Category: Technology

  • Home Lab: Disaster Recovery and time for an Upgrade!

    I had the opportunity to travel the U.S. Virgin Islands last week on a “COVID delayed” honeymoon. I have absolutely no complaints: we had amazing weather, explored beautiful beaches, and got a chance to snorkel and scuba in some of the clearest water I have seen outside of a pool.

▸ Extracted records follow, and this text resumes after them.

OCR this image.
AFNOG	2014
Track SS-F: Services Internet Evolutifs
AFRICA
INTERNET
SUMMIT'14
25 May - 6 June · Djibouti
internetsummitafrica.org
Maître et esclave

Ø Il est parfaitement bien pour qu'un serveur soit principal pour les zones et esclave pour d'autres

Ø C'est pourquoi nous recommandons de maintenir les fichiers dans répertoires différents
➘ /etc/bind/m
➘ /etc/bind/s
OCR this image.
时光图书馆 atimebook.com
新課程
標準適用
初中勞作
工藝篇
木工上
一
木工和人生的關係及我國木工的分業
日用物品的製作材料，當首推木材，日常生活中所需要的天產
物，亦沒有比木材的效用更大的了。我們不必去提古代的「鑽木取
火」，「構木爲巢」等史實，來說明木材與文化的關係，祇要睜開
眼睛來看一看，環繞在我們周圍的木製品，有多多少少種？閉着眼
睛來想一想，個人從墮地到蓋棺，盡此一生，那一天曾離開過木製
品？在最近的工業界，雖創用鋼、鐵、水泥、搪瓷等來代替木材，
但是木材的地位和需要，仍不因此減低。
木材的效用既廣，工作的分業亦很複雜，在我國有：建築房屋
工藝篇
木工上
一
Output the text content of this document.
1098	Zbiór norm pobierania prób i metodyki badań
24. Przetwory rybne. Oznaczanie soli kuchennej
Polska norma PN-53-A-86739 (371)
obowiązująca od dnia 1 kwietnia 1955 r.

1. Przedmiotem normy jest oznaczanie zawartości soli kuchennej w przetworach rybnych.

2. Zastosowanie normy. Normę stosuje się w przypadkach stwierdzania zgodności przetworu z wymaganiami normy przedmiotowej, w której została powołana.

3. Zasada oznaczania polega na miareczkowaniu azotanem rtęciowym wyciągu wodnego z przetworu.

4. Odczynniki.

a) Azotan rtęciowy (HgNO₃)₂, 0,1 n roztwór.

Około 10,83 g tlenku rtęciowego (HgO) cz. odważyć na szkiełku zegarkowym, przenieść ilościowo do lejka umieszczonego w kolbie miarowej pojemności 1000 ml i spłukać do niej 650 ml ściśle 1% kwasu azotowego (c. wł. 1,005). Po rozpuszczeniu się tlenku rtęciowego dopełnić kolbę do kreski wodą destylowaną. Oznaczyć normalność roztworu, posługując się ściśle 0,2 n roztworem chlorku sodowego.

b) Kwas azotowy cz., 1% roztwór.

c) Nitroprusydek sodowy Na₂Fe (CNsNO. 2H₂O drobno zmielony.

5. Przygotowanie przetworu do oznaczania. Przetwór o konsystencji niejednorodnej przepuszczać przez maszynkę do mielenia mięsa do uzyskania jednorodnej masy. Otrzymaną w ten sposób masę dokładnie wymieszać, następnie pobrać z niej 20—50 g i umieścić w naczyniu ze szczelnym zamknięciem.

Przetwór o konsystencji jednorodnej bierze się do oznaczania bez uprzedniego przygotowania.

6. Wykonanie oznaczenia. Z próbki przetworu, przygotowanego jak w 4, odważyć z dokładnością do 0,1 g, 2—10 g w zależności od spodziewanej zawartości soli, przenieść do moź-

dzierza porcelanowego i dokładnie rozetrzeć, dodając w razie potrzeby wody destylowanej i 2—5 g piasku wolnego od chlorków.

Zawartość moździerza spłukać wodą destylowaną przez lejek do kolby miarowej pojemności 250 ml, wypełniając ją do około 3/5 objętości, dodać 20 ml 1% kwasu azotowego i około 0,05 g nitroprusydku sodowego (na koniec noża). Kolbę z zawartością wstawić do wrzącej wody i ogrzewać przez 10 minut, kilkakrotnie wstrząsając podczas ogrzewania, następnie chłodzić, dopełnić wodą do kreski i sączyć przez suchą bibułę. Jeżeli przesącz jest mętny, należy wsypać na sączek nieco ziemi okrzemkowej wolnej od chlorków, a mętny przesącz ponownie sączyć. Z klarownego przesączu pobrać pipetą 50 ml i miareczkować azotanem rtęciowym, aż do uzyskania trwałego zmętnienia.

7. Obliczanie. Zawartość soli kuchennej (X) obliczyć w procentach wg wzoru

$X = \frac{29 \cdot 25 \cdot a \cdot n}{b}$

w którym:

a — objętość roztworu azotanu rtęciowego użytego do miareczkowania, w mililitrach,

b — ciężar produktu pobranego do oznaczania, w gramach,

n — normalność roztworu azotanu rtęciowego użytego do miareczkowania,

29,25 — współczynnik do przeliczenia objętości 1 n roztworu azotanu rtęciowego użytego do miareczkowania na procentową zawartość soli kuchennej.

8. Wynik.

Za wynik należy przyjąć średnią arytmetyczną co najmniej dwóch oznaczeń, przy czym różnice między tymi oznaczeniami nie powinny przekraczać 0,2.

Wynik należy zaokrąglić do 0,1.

    Trunk Bay, St. John, US VI

    While I was relaxing on the beach, Hurricane Ida was wrecking the Gulf and dropping rain across the East, including at home. This lead to power outages, which lead to my home server having something of a meltdown. And in this, I learned the value of good neighbors who can reboot my server and the cost of not setting up proper disaster recovery in Kubernetes.

    The Fall

    I was relaxing in my hotel room when I got text messages from my monitoring solution. And, at first, I figured “The power went out, things will come back up in 30 minutes or so.” But, after about an hour, nothing. So I texted my neighbor and asked if he could reset the server. After he reset, most of my sites came back up, with the exception of some of my SQL-dependent sites. I’ve had some issues with SQL Server’s not starting their service correctly, so some sites were down… but that’s for another day.

    A few days later, I got the same monitoring alerts. My parents were house-sitting, so I had my mom reset the server. Again, most of my sites came up. Being in America’s Caribbean Paradise, I promptly forgot all about it, figuring things were fine.

    The Realization

    Boy, was I wrong. When I sat down at the computer on Sunday, I randomly checked my Rancher instance. Dead. My other clusters were running, but all of the clusters were reporting issues with etcd on one of the nodes. And, quite frankly, I was at a loss. Why?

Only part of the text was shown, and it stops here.